What thanks did Birx get for finally acknowledging the reality of the situation on the ground? An attack from Trump.

Again, it's true that Pelosi and others criticized Birx for being “too positive" about the spread of the virus. To Trump, overstating good news about what's happening is a requirement of the job, one which Birx's new cautionary tone fails to uphold.

“Trump, who had spent his entire presidency learning that he could say whatever he wanted without consequence, assured Americans that 'the coronavirus is very much under control,' and 'like a miracle, it will disappear,'" The Atlantic's Yong wrote about Trump's early response to the virus. “With impunity, Trump lied. With impunity, the virus spread."

What's most alarming about Trump's renewed insistence that all is well is that he continues to use that misleading assertion as a rationale for moving forward with his advocacy for resuming in-person school attendance over the next few months.

“Cases up because of BIG Testing!" he wrote on Monday. “Much of our Country is doing very well. Open the Schools!"
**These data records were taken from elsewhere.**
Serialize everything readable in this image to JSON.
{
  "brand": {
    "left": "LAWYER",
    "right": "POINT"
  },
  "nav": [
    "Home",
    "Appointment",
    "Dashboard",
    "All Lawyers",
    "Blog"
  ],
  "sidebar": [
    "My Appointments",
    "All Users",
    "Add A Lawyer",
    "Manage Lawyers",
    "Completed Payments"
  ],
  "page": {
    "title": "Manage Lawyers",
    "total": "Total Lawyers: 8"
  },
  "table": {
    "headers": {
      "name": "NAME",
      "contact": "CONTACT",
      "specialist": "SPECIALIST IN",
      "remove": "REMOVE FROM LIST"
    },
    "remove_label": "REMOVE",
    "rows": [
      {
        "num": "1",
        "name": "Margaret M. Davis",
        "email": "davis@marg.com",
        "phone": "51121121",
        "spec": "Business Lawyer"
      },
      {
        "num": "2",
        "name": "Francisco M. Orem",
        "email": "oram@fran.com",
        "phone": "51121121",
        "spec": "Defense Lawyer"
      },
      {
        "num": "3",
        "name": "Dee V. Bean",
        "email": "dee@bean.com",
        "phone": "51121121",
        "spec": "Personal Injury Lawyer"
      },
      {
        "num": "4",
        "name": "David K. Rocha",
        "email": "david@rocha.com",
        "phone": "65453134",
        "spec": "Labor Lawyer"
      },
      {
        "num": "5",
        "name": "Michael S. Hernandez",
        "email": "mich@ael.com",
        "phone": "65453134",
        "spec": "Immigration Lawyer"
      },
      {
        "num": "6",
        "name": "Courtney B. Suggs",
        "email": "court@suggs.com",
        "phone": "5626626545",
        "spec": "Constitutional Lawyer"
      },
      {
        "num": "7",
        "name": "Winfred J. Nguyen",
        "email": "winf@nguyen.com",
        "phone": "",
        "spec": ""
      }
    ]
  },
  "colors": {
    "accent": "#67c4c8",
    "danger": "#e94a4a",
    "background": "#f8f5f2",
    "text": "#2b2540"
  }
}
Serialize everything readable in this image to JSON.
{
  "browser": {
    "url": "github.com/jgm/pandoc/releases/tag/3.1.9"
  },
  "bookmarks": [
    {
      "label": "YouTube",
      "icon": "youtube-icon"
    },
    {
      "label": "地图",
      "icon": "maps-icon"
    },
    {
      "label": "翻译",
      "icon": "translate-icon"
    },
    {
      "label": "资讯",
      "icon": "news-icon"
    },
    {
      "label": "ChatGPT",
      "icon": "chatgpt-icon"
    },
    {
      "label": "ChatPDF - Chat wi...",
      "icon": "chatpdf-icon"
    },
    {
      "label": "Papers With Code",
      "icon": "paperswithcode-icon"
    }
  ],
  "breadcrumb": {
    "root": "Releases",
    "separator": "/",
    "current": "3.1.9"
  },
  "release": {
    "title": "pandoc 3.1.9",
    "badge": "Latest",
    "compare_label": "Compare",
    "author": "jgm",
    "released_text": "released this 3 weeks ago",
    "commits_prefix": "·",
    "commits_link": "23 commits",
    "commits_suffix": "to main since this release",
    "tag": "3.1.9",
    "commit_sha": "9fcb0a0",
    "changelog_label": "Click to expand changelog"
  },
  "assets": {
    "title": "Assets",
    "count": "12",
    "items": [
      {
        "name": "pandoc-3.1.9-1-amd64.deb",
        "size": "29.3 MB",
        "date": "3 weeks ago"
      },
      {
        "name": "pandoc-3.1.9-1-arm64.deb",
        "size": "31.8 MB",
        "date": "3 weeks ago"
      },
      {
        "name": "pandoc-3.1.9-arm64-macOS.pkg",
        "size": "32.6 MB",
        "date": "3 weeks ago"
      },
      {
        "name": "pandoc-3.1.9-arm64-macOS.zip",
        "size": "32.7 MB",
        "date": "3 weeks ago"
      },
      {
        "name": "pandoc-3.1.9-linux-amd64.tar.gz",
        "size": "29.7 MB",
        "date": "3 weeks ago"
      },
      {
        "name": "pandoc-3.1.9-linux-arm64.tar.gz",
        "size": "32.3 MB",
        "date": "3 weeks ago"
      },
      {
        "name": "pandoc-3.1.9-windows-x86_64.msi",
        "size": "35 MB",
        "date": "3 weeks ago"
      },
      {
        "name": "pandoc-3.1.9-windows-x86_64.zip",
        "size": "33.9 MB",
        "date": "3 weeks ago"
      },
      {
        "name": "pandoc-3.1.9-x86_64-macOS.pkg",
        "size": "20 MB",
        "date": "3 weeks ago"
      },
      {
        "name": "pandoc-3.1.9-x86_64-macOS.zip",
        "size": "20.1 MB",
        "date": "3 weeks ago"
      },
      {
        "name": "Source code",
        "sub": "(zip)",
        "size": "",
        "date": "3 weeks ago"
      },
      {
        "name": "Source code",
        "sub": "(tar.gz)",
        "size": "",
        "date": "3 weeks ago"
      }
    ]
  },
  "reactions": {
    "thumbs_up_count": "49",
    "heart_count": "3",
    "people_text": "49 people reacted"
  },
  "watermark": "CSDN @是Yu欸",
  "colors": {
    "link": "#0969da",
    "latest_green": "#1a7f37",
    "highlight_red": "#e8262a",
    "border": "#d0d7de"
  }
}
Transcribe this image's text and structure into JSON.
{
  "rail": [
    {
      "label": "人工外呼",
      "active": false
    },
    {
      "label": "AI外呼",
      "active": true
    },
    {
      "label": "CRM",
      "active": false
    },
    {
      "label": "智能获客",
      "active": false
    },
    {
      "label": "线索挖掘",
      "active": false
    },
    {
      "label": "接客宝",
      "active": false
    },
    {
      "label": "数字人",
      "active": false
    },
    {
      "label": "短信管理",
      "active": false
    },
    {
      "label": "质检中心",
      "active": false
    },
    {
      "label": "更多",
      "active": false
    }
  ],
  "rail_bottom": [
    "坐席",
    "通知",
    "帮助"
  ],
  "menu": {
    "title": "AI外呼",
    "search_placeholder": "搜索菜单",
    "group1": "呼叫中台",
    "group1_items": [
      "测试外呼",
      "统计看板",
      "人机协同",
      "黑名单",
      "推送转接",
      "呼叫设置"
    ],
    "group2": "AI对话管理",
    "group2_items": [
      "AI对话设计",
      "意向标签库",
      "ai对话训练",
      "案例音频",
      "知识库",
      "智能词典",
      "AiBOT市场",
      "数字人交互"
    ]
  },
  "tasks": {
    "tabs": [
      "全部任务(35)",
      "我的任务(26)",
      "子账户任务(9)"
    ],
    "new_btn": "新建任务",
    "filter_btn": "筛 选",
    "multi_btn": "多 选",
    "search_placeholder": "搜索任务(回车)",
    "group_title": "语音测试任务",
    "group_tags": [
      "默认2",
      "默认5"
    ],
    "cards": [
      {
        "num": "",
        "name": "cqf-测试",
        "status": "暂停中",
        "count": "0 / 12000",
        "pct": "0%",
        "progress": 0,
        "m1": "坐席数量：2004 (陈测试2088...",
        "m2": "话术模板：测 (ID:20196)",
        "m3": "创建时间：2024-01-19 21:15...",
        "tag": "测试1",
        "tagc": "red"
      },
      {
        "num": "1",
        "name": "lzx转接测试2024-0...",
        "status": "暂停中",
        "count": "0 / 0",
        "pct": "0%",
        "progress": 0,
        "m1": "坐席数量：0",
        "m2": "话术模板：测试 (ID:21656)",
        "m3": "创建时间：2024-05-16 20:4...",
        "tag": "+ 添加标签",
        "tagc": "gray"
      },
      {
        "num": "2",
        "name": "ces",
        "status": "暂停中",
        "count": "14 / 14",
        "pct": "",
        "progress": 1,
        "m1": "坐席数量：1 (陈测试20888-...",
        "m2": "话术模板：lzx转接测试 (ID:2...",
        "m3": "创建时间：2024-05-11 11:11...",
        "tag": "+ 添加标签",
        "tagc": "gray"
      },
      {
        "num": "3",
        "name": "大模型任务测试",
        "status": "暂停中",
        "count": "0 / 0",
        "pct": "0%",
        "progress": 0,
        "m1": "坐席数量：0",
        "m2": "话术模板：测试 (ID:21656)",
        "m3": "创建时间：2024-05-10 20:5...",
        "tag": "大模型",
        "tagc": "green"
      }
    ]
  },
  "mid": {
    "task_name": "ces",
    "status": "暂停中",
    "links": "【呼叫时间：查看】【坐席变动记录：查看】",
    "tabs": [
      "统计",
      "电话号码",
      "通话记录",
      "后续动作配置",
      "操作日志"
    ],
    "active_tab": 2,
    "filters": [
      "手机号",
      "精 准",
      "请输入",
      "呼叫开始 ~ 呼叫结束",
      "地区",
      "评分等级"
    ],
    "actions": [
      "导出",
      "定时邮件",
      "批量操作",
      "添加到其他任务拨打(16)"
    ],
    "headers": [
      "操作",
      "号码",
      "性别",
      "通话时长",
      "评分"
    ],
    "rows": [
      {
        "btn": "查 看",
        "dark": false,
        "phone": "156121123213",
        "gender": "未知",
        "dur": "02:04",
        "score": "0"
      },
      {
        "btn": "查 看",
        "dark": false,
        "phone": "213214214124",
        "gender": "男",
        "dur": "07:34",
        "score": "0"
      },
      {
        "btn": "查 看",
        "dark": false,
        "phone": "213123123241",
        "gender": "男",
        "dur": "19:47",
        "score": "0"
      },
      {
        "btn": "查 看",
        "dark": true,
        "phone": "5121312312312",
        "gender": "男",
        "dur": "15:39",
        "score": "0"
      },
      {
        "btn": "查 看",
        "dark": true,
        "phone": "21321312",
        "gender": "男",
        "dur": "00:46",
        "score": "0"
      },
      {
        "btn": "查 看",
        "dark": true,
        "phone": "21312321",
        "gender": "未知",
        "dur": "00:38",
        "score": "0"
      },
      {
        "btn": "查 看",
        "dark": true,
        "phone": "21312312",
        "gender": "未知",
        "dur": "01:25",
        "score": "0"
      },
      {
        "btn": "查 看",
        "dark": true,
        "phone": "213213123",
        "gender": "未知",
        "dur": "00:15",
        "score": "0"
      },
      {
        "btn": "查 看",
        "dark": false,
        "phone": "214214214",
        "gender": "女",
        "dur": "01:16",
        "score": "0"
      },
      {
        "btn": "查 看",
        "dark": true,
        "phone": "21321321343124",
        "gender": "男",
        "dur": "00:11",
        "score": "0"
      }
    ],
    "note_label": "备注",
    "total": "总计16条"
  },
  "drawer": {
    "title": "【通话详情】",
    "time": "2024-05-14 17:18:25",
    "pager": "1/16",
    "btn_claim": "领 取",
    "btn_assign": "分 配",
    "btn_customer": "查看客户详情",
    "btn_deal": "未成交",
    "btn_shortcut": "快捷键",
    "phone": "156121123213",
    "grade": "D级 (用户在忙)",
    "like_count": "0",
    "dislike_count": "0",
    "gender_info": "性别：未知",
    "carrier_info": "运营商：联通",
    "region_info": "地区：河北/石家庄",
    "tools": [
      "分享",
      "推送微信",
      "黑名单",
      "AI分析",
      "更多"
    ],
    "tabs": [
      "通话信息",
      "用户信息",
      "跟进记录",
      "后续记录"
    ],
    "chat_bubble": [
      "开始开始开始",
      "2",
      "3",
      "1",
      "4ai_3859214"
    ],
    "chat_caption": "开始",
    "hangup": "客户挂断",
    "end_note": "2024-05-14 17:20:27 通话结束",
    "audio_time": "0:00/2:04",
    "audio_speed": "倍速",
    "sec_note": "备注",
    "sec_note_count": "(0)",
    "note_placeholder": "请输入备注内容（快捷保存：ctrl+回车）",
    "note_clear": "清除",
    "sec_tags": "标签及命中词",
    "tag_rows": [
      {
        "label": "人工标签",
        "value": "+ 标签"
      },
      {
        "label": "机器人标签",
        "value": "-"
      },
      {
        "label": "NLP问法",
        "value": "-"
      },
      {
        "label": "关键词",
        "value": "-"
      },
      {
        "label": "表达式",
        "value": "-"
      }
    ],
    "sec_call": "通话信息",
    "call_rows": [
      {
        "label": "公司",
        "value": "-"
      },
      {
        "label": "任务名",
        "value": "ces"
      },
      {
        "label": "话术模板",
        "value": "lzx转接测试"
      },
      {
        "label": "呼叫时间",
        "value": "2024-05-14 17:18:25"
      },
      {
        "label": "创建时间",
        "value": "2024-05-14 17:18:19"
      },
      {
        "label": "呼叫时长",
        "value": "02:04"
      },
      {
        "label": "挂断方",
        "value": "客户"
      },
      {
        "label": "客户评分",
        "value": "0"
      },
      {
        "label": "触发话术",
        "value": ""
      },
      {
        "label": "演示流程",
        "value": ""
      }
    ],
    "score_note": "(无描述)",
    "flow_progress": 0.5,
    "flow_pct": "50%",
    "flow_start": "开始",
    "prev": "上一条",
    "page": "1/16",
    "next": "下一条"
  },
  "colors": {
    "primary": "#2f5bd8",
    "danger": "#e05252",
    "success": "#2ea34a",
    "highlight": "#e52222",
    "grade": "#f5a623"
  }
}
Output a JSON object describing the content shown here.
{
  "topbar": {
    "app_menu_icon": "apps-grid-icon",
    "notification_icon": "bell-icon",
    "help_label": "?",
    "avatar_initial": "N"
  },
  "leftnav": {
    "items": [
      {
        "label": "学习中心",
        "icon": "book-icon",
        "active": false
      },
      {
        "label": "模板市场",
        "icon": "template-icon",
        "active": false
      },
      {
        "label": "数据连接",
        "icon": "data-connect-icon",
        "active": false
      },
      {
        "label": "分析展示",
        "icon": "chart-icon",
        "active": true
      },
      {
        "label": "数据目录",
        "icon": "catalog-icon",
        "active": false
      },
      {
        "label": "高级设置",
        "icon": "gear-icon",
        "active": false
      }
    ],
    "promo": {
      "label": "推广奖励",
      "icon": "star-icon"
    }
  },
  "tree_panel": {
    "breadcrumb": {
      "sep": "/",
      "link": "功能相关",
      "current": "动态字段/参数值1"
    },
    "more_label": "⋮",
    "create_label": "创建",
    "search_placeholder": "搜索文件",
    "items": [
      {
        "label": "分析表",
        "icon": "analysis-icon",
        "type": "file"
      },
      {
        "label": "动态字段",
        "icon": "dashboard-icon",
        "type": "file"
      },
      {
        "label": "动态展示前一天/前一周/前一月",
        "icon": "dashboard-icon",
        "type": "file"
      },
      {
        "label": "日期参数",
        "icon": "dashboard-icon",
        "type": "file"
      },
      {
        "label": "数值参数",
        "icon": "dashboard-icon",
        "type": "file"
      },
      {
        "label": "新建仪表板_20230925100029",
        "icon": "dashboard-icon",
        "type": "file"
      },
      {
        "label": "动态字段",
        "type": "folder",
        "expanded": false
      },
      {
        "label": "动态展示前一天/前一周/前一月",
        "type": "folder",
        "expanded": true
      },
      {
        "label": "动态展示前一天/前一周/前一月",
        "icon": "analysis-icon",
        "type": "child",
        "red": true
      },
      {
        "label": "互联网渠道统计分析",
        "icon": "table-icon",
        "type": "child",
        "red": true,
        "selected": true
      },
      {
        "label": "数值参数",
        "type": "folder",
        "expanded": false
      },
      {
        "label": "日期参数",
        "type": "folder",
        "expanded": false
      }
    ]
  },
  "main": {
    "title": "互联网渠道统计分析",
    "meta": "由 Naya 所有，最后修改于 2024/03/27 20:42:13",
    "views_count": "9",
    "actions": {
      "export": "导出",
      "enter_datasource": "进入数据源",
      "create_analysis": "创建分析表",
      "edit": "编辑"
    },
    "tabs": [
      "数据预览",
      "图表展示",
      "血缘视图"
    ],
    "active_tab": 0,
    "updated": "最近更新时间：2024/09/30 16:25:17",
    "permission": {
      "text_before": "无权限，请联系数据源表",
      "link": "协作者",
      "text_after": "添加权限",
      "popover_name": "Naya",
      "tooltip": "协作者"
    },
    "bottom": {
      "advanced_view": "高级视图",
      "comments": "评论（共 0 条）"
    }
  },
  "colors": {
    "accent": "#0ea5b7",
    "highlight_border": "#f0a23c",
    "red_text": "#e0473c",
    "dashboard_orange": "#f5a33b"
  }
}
The rationale here is obvious, as obvious as it was in April when Trump began demanding that businesses reopen. He’s worried about his reelection, which he has tied tightly to the strength of the economy. (In another Monday tweet, he touted the gains on Wall Street.) Keeping schools closed makes it hard for businesses to reopen at full strength, something he desperately wants to happen before Nov. 3.

But the point is entirely that in many places, the virus isn't doing well and that reopening schools risks spreading the virus more quickly.

“Across America right now, people are on the move," Birx said Sunday on CNN, pointing a subtle finger at the administration’s push to scale back containment efforts several months ago. One risk of allowing children to return to school is that the same mistake will be repeated, trading containment for person-to-person interaction.

That risk has been demonstrated repeatedly in recent days: Broad transmission of the virus among children at a camp in Georgia. A school reopening in Indiana that resulted in an immediate shutdown after a student tested positive on the first day. A powerful testimonial from a schools superintendent in Arizona facing a mandate to reopen.

“There’s no way it can be safe," Jeff Gregorich told The Washington Post. “If you think anything else, I’m sorry, but it’s a fantasy. Kids will get sick, or worse. Family members will die. Teachers will die."

Gregorich, Trump would no doubt tell us, is simply being insufficiently positive.